02 March 2011
4 the boat show
i'm 10 or 11, sitting in the passenger's seat of my grandfather's 2-door 1983 chevy beauville sportvan.
my feet do not reach the floor unless i sit on the very edge of the seat so that the tiniest fraction of my butt is barely even on it. but when i sit on the very edge of the seat like that the nylon webbing of the seatbelt cuts deep into the side of my neck so i sit back. it seems far more important to keep my head on than to have my feet touch the floor.
my grandfather and i are going to the mid-south memphis hunting and fishing boat show extravaganza. this has become the most exciting thing ever in the history of the world because my grandmother has made it quite clear that it is a place entirely indecent for little girls to go.
but my grandfather insisted. he said, burvil, she needs to go.
my grandfather is next to me in the 1983 chevy beauville, the jar of planters peanuts that has been in the center console of every vehicle he has owned for as long as my mother can remember, sits between us. he periodically reaches in and extracts a handful, half of which is then deposited into my upturned, extended palm.
he feels far away.
we are sitting in a 1983 chevy beauville so there is, in fact, thanks to the roominess that the general motors engineers of the 1980s deemed essential for front seats, a great distance between us. but there's also another far greater. i am 10 or 11, on the cusp of adolescence, a development that will, seemingly overnight, set up barriers- both physical and emotional- that had not been there before. barriers that will take years to come down.

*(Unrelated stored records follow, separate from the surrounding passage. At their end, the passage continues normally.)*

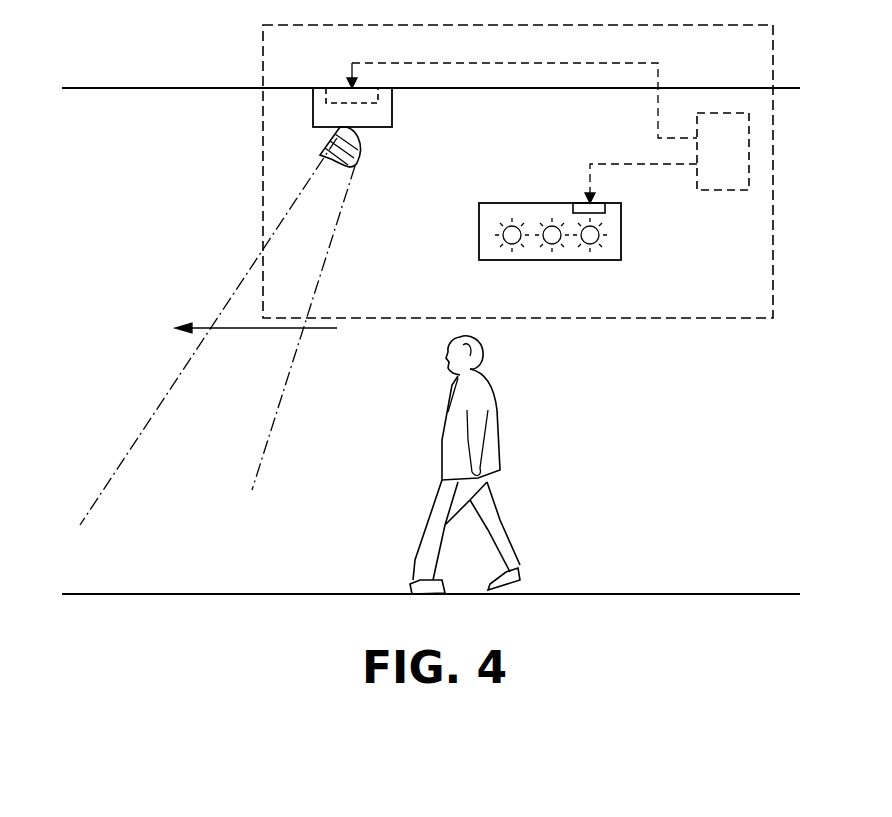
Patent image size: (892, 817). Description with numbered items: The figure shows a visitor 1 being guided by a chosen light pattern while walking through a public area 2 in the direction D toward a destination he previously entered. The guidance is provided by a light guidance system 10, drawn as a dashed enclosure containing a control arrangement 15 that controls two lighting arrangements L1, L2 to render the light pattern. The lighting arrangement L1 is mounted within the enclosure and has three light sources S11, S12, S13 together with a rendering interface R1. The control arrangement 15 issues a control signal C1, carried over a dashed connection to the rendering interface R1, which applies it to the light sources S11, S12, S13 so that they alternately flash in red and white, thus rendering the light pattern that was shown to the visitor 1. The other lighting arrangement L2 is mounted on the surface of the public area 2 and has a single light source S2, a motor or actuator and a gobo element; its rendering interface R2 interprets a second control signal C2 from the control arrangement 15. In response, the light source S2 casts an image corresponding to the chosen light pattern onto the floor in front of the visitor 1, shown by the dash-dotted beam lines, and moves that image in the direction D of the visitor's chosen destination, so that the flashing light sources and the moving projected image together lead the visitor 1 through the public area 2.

The visitor 1 is at (497, 446).
The public area 2 is at (167, 199).
The light guidance system 10 is at (683, 320).
The control arrangement 15 is at (736, 164).
The lighting arrangement L1 is at (621, 228).
The lighting arrangement L2 is at (392, 108).
The rendering interface R1 is at (580, 200).
The rendering interface R2 is at (336, 86).
The control signal C1 is at (597, 163).
The control signal C2 is at (660, 74).
The light source S11 is at (511, 242).
The light source S12 is at (552, 242).
The light source S13 is at (592, 242).
The light source S2 is at (360, 147).
The direction D is at (258, 331).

he feels far away because he is far away. because i am moving away from him.
i am 10 or 11, and we are driving down danny thomas boulevard on our way to the mid-south memphis hunting and fishing boat show extravaganza as it is dawns on me that my grandfather is going to die.
that my grandfather could, quite possibly, die right then, as we're driving to the memphis cook convention center in that 2-door 1983 chevy beauville.
my grandfather never knows any of this. that, as we drive down danny thomas, i am sitting quietly beside him calculating the amount of time necessary to unbuckle my seatbelt and traverse the vast expanse of the front seat and take over the wheel in the instance of his sudden death.
the salt of the peanuts cuts into the palm of my clenched hand as i contemplate the mechanics of this encroaching calamity.
i am 10 or 11. it does not once occur to me that i do not know how to drive. i have completely forgotten that my feet do not reach the floor.